Es ist ein schwie­riges Dilemma: Großstadt­be­wohner brauchen wohnortnahe Grünflächen. Selten wurde das so deutlich wie während der Pandemie. Aber auch der Klima­wandel fordert sein Tribut, wenn Hitze­sommer mit monsun­ar­tigen Stark­regen vor allem in Beton­wüsten zu Problemen führen. Zugleich explo­dieren die Miet- und Immobi­li­en­preise und es herrscht Wohnungsnot. 

Innen­raum­ver­dichtung heißt praktisch oft, dass urbane Grünflächen zu Gewerbe- oder Wohnge­bieten umgewandelt werden oder zumindest provi­so­risch für Wohnheime genutzt werden. Dagegen regt sich in deutschen Großstädten immer öfter Wider­stand in  Form von Initia­tiven, die das Stadtgrün schützen wollen, seien es einzelne Bäume oder große Freiflächen wie das Tempel­hofer Feld in Berlin oder die Galopp­rennbahn in Bremen.

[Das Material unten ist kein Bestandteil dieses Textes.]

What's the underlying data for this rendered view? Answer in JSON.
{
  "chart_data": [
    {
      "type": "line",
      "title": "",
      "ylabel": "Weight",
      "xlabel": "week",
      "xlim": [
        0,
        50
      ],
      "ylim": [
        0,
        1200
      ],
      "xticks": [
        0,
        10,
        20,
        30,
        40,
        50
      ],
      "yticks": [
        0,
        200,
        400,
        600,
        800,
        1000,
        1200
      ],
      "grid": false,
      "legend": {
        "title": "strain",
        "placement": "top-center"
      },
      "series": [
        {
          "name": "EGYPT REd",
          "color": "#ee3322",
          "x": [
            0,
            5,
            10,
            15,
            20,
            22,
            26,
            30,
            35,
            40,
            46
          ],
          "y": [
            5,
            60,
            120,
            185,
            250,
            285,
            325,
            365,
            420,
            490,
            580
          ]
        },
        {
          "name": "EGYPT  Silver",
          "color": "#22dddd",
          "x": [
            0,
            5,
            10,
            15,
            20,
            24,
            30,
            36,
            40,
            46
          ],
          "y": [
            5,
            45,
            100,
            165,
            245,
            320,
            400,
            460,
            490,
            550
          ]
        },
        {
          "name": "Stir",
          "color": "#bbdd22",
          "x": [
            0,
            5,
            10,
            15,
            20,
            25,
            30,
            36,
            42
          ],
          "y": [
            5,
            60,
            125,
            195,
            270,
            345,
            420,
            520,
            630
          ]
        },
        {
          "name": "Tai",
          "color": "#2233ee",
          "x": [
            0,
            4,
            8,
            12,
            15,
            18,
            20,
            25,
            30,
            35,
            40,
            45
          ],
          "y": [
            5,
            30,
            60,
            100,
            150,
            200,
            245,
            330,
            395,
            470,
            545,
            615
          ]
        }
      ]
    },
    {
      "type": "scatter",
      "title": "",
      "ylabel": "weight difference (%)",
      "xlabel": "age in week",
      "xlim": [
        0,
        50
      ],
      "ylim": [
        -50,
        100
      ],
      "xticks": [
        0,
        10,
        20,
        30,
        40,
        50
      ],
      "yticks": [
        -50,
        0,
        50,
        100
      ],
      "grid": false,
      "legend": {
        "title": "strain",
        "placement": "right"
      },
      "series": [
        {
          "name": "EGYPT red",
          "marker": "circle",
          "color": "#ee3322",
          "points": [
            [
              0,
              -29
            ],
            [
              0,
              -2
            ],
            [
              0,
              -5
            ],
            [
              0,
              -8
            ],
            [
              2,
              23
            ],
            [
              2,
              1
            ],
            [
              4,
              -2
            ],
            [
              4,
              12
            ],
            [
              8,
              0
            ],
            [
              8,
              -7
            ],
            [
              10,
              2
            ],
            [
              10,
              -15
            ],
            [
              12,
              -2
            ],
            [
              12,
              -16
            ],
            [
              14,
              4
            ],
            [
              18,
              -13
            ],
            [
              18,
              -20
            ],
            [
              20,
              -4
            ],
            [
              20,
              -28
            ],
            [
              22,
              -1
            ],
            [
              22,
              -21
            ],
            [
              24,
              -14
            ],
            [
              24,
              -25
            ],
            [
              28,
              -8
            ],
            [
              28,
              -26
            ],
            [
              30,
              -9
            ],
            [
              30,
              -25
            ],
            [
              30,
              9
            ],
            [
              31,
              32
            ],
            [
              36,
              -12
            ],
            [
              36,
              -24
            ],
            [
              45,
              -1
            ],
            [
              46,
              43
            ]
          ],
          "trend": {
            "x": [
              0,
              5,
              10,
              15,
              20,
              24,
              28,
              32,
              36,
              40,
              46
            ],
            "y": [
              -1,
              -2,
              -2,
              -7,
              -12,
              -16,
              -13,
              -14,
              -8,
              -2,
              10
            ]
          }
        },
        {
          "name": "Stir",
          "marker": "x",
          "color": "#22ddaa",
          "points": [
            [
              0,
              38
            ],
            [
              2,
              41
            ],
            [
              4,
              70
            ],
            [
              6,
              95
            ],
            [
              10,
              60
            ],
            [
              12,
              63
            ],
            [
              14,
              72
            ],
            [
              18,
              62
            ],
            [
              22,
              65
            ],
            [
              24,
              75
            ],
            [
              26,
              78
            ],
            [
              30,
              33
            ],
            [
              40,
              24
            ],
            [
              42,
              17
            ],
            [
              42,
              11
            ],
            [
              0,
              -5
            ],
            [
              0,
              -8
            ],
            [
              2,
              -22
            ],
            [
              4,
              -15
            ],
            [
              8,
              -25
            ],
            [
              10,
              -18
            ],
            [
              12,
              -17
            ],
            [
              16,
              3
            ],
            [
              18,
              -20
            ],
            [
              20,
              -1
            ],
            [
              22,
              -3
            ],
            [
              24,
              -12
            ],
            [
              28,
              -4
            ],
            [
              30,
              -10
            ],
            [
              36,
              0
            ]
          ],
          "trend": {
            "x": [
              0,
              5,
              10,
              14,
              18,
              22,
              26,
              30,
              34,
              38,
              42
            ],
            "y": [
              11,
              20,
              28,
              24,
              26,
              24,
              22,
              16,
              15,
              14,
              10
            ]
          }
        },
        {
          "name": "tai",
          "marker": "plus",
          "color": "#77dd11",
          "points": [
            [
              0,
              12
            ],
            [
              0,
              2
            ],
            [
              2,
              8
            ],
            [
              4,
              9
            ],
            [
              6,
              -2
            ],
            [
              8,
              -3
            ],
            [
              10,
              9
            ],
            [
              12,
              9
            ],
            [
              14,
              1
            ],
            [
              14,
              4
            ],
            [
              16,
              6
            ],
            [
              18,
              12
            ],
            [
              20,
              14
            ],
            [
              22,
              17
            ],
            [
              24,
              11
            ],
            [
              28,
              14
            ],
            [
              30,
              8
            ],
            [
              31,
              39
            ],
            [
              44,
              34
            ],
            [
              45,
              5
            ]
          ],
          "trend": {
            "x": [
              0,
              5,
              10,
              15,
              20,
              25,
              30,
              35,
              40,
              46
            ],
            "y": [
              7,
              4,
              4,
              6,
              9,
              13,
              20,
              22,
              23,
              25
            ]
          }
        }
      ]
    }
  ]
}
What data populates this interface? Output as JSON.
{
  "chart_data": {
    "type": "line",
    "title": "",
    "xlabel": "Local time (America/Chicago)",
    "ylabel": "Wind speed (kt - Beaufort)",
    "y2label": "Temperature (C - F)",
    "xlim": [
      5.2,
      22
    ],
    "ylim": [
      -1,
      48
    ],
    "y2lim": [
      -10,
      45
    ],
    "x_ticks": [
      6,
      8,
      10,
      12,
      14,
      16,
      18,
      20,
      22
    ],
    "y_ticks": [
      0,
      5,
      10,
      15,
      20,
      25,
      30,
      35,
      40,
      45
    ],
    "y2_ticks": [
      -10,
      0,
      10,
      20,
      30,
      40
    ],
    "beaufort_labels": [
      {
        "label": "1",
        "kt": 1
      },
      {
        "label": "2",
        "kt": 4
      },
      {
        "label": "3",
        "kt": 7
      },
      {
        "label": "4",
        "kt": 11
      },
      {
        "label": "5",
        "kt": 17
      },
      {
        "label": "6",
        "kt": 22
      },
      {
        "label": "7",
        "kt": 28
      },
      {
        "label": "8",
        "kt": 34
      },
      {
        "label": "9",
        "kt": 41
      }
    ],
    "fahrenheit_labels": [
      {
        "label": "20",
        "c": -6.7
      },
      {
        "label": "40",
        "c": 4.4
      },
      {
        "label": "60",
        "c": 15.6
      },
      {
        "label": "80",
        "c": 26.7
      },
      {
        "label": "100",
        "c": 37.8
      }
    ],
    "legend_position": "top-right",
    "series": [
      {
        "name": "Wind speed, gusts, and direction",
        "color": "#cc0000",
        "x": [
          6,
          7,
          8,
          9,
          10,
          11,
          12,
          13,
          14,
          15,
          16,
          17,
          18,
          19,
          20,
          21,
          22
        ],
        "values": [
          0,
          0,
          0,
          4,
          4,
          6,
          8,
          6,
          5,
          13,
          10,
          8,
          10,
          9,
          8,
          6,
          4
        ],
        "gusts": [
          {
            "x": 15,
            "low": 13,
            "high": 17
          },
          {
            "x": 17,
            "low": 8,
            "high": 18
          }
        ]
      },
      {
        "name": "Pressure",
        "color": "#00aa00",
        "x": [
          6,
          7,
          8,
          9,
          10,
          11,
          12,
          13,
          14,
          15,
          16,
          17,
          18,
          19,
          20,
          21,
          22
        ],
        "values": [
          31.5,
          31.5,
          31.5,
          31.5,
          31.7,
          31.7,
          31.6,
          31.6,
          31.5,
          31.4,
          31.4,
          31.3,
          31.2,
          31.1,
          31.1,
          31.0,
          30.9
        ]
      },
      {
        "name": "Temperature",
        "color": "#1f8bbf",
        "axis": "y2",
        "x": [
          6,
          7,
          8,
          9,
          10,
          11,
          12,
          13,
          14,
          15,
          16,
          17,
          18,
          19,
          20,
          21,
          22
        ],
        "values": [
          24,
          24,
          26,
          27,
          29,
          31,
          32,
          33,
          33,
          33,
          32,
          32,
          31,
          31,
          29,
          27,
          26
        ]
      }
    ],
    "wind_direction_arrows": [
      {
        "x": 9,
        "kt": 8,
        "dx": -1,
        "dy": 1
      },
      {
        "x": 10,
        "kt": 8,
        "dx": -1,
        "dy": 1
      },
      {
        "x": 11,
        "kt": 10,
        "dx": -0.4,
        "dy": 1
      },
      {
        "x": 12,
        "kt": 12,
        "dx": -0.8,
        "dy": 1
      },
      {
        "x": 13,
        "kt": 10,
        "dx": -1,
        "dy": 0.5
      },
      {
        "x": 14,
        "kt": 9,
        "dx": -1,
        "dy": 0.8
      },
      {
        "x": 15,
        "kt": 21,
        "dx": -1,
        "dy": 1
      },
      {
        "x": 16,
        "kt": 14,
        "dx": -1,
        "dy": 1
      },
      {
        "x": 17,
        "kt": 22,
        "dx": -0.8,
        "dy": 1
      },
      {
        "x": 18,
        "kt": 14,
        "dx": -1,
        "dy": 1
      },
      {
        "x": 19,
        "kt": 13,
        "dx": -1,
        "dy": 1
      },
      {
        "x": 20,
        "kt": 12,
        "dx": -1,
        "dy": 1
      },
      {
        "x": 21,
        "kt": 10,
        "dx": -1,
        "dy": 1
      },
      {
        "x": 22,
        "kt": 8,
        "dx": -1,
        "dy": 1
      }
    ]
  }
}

In Hamburg kommt es nun zum Schwur vor dem Landes­ver­fas­sungs­ge­richt. Eine dortige Initiative hatte ein Bürger­be­gehren „Rettet Hamburgs Grün – Klima­schutz jetzt“ gestartet, nach der alle zusam­men­hän­genden Grün- und Landwirt­schafts­flächen von einer Größe über einem Hektar davor geschützt werden, dass in ihnen Bauland durch neue Bebau­ungs­pläne ausge­wiesen wird.

Der Senat der Freien und Hanse­stadt Hamburg hat vor dem Verfas­sungs­ge­richt letztes Jahr zu feststellen beantragt, dass dieses Begehren rechts­widrig ist. Denn durch ein entspre­chendes Gesetz werde die Regierung zu sehr in ihrem Gestal­tungs­spiel­räumen einge­schränkt. Die Möglichkeit der gericht­lichen Prüfung sieht in Hamburg § 5 Absatz 4 Volks­ab­stim­mungs­gesetz (VAbstG) bei erheb­lichen Zweifeln an der Recht­mä­ßigkeit vor. Die Zweifel ergeben sich, weil ein Gesetz, was die Beplanung der bisher unbebauten größeren Flächen der Stadt verbietet, laut Senat gegen das Berück­sich­ti­gungs­gebot des § 1 Abs. 6 BauGB verstoßen könnte. Demnach sind verschiedene städte­bau­liche Belange zu berück­sich­tigen, unter anderem die „Wohnbe­dürf­nisse der Bevöl­kerung“. Zwar sind auch „Belange des Umwelt­schutzes, einschließlich des Natur­schutzes und der Landschafts­pflege“ zu berück­sich­tigen. Durch das Volks­be­gehren würde jedoch ein Belang unzuläs­si­ger­weise über andere priorisiert.

Dennoch ist es nicht klar, wie das Gericht Ende diesen Jahres entscheiden wird. Denn das Berück­sich­ti­gungs­gebot gilt innerhalb laufender Planungs­ver­fahren. Ob es auch eine Art „Vorwirkung“ hat, bevor überhaupt ein Verfahren der Bauleit­planung einge­leitet wurde, ist bisher nicht entschieden. Nicht nur für Hamburg, sondern auch für andere Städte ist die Entscheidung dieses Rechts­streits von Interesse. Denn die Frage, wieweit der Schutz von Freiflächen gehen darf, betrifft viele deutsche Großstädte. (Olaf Dilling)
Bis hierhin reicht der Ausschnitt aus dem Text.